Amazon stock sinks after its warning on AWS growth erases a post-earnings rally

Andy Jassy
Amazon Web Services CEO Andy Jassy.
  • Amazon shares jumped and then sank in after-hours trading Thursday.
  • Shares rallied 10% after better-than-expected quarterly earnings, then slumped after the tech giant warned about future revenue growth in its cloud division.
  • CFO Brian Olsavsky said some Amazon Web Services customers were cutting their costs in preparation for a potential economic slowdown.

Amazon's stock price fell in Friday's premarket after a gloomy forecast about future growth in its cloud division wiped out an earlier post-earnings rally.

Shares were down 2% to just under $108 at around 5 a.m. Eastern Time, having previously jumped as much as 12% in after-hours trading Thursday.

Those gains came after the tech giant posted quarterly earnings of 31 cents per share and revenue of $127.4 billion, beating the $124.5 billion target set by Wall Street, according to Refinitiv.
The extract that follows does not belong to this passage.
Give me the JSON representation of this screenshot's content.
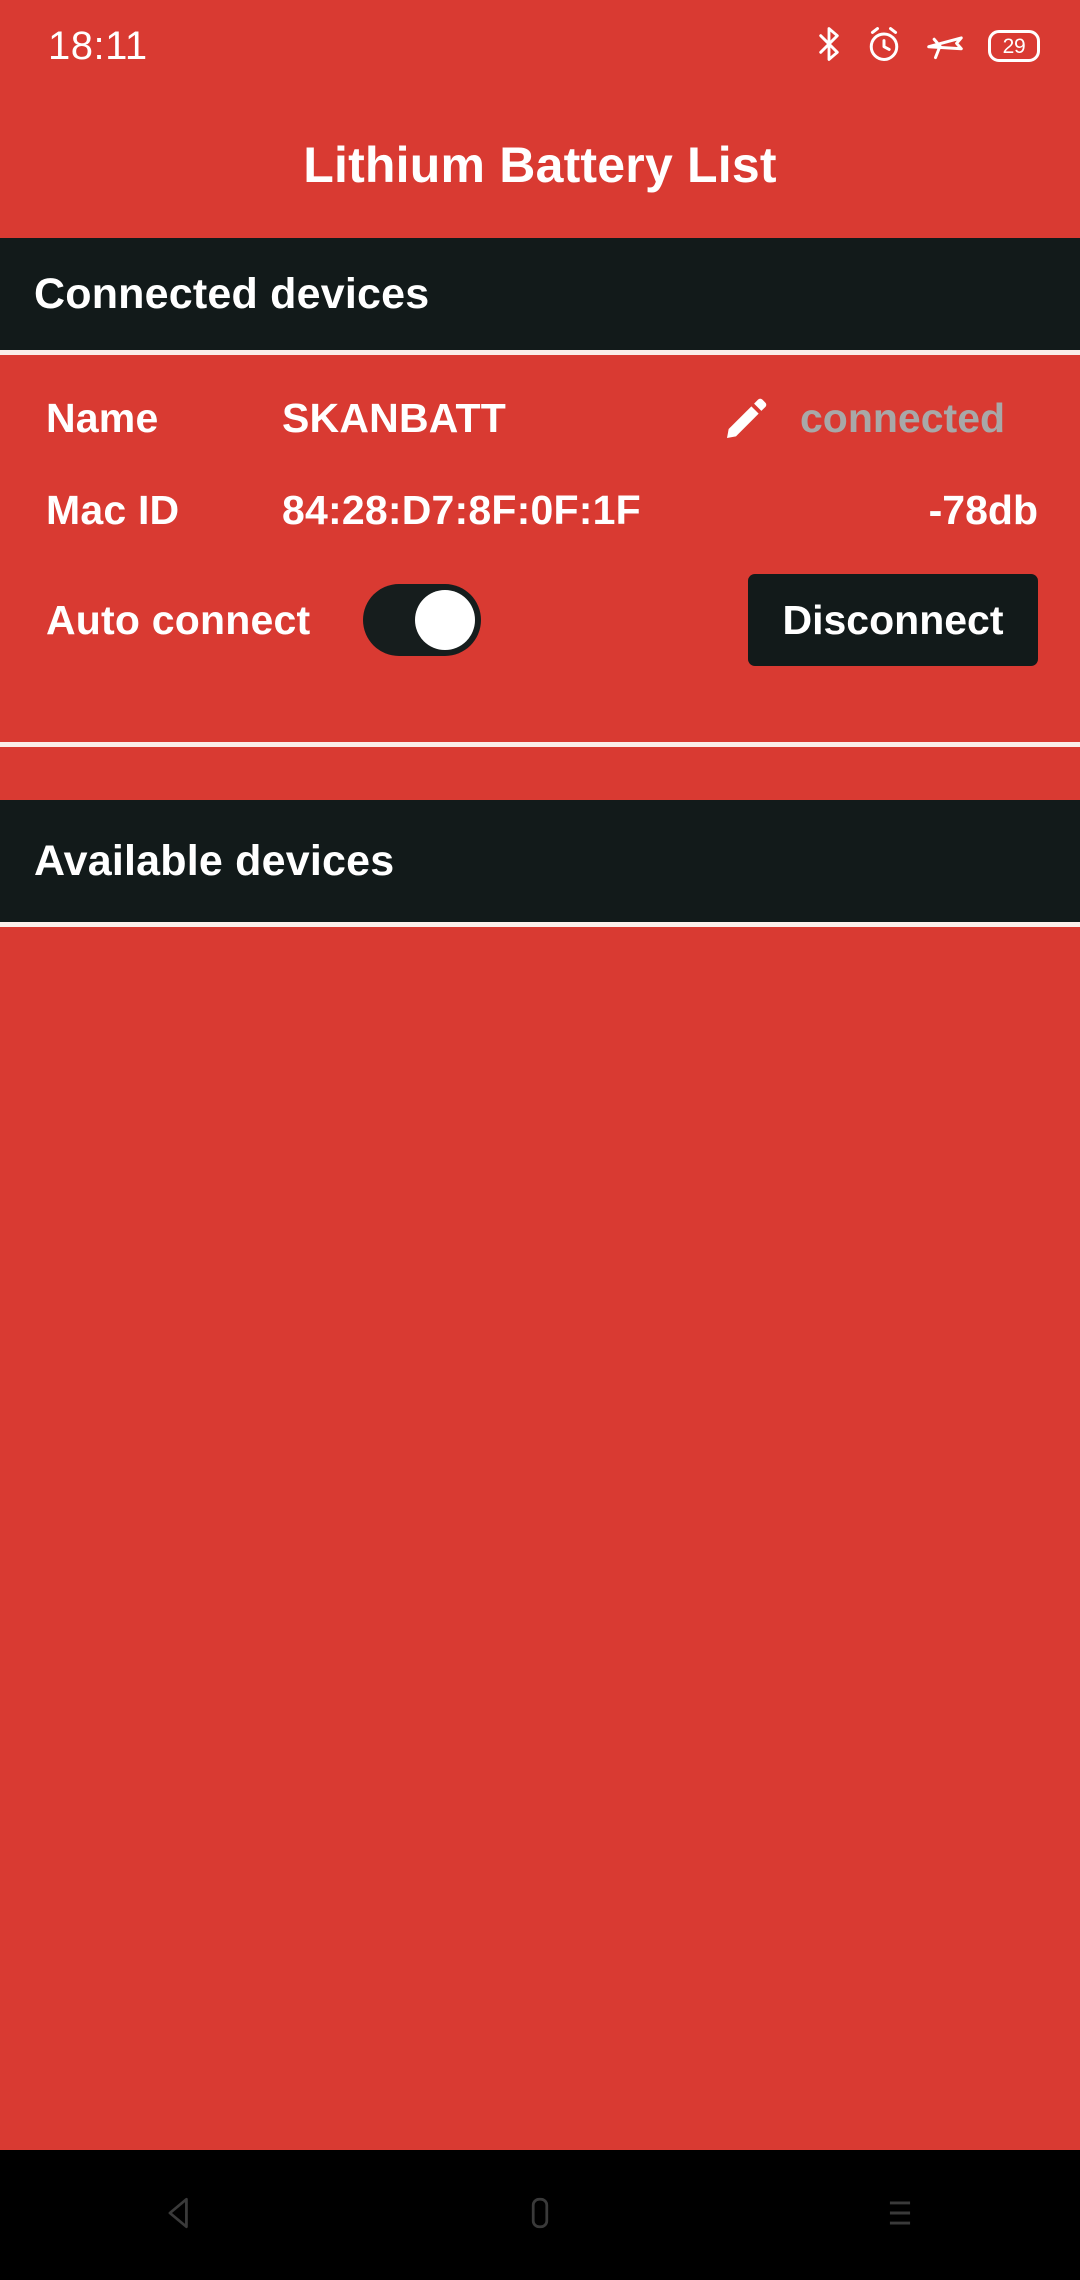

But shares slumped during a post-earnings conference call where executives warned of a likely slowdown in revenue growth at Amazon Web Services.

The cloud service's revenue grew 16% to $21.4 billion in the past quarter, beating analysts' $21.2 billion target, but Amazon executives said that could take a hit from some customers cutting their costs in preparation for a potential economic slump.

"As expected, customers continue to evaluate ways to optimize their cloud spending in response to these tough economic conditions in the first quarter," CFO Brian Olsavsky told analysts. 

"We are seeing these optimizations continue into the second quarter with April revenue growth rates about 500 basis points lower than what we saw in Q1," he added.

Both Olsavsky and CEO Andy Jassy said their long-term growth outlook for AWS remains strong – but that failed to reassure investors.

"People sometimes forget that 90-plus percent of global IT spend is still on premise and if you believe that equation is going to flip, which we do, it's going to move to the cloud," Jassy said.

Amazon's after-hours gains that were wiped out by the subsequent slump would have added around $135 billion to its total valuation had they held up until Friday's closing bell.

The stock had rallied just under 31% year-to-date before Thursday's earnings release – meaning it's one of the top-performing names on the benchmark S&P 500 but still lagging fellow tech giant Meta Platforms, which is up 98% in 2023.